Agreed, Eresh - it wouldn't occur to me to describe my relationship as somewhere in the bdsm spectrum, but he made it so, didn't he? That's an unsettling thought.

Flowers Janie. Sometimes I feel a bit shit because all I have is words, but so many of us don't even have those. I'm glad I can help with them if nothing else.

Ereshkigal · 01/11/2019 15:45

Which again is an act of dominance Thanks

FWRLurker · 01/11/2019 16:30

The fact is that most men do seem to have some sort of a sexual fixation. For some it’s agp or other submissive fetishes like cuckolding or femdom. I suspect this is mostly to do with the misogyny in society. However it also perpetuates the misogyny in society.

So, how to deal? On many fronts, I think.

For example pretty much everyone now agrees that guys with a Madonna/wh* complex have a problem. That is, they want to get married to a “pure” woman but they aren’t interested in sex with said wife because that would “violate” purity. So most of them become cheaters who find a suitably “dirty” woman to have sex with.
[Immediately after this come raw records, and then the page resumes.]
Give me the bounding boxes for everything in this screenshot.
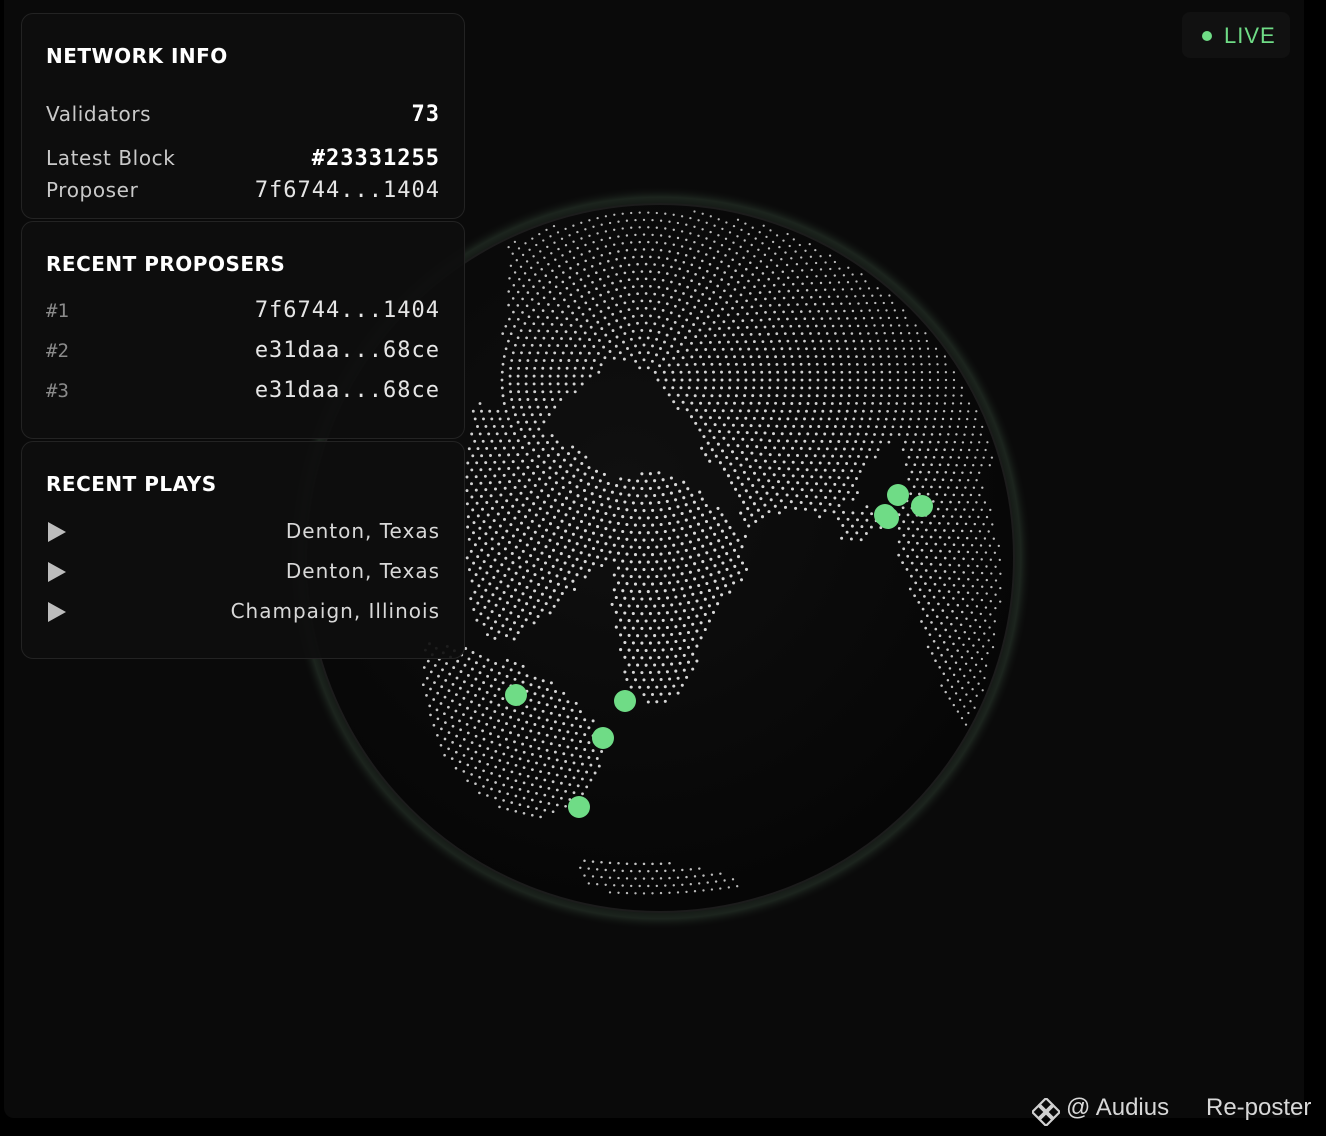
proposer-value[interactable]: 7f6744...1404 <box>255 178 440 203</box>
latest-block-label: Latest Block <box>46 146 176 170</box>
network-info-card: NETWORK INFO Validators 73 Latest Block … <box>21 13 465 219</box>
play-icon[interactable] <box>48 562 66 582</box>
activity-marker[interactable] <box>614 690 636 712</box>
play-icon[interactable] <box>48 522 66 542</box>
recent-plays-title: RECENT PLAYS <box>46 472 217 496</box>
live-status-label: LIVE <box>1224 23 1276 48</box>
live-indicator-dot <box>1202 31 1212 41</box>
binance-logo-icon <box>1032 1098 1060 1126</box>
proposer-list-item[interactable]: #3 e31daa...68ce <box>46 378 440 408</box>
latest-block-value: #23331255 <box>311 146 440 171</box>
proposer-address[interactable]: e31daa...68ce <box>255 338 440 363</box>
validators-label: Validators <box>46 102 152 126</box>
reposter-label: Re-poster <box>1206 1094 1312 1121</box>
play-location: Denton, Texas <box>285 519 440 543</box>
live-status-badge: LIVE <box>1182 12 1290 58</box>
proposer-rank: #3 <box>46 380 69 402</box>
proposer-address[interactable]: 7f6744...1404 <box>255 298 440 323</box>
play-list-item[interactable]: Denton, Texas <box>46 519 440 549</box>
network-globe-view: NETWORK INFO Validators 73 Latest Block … <box>4 0 1304 1118</box>
activity-marker[interactable] <box>887 484 909 506</box>
play-list-item[interactable]: Denton, Texas <box>46 559 440 589</box>
recent-proposers-title: RECENT PROPOSERS <box>46 252 286 276</box>
proposer-rank: #2 <box>46 340 69 362</box>
activity-marker[interactable] <box>592 727 614 749</box>
play-list-item[interactable]: Champaign, Illinois <box>46 599 440 629</box>
brand-handle[interactable]: @ Audius <box>1066 1094 1169 1122</box>
play-icon[interactable] <box>48 602 66 622</box>
proposer-row: Proposer 7f6744...1404 <box>46 178 440 208</box>
recent-proposers-card: RECENT PROPOSERS #1 7f6744...1404 #2 e31… <box>21 221 465 439</box>
network-info-title: NETWORK INFO <box>46 44 228 68</box>
proposer-rank: #1 <box>46 300 69 322</box>
proposer-list-item[interactable]: #2 e31daa...68ce <box>46 338 440 368</box>
activity-marker[interactable] <box>568 796 590 818</box>
activity-marker[interactable] <box>911 495 933 517</box>
proposer-label: Proposer <box>46 178 139 202</box>
recent-plays-card: RECENT PLAYS Denton, Texas Denton, Texas… <box>21 441 465 659</box>
activity-marker[interactable] <box>505 684 527 706</box>
proposer-list-item[interactable]: #1 7f6744...1404 <box>46 298 440 328</box>
latest-block-row: Latest Block #23331255 <box>46 146 440 176</box>
proposer-address[interactable]: e31daa...68ce <box>255 378 440 403</box>
play-location: Denton, Texas <box>285 559 440 583</box>
validators-row: Validators 73 <box>46 102 440 132</box>
activity-marker[interactable] <box>874 504 896 526</box>
play-location: Champaign, Illinois <box>230 599 440 623</box>
validators-value: 73 <box>411 102 440 127</box>
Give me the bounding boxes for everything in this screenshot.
These men need to identify the problem before they can solve it, through therapy helping them realize that women are actually humans, not either madonnas or wh* stereotypes.

Likewise men with agp need to realize that women are not sexy stereotypes but actually humans. The first step to solving a problem is to recognize that a problem exists. Therapists especially need to know it exists, and so do men with the fetish.

Tyrotoxicity · 01/11/2019 17:25

And so does society at large, because that's where little proto-agp boys are picking up the seeds of their fetish. They don't make it up all by their twisted pubescent selves; it's fed to them on a plate.

NeurotrashWarrior · 01/11/2019 18:18

Very informative thread. Thank you all.

The media, advertising and societies' objectification of women, and porn, is hugely responsible for this.

NeurotrashWarrior · 01/11/2019 18:19

where little proto-agp boys are picking up the seeds of their fetish

Current drag trends worry me in this regard.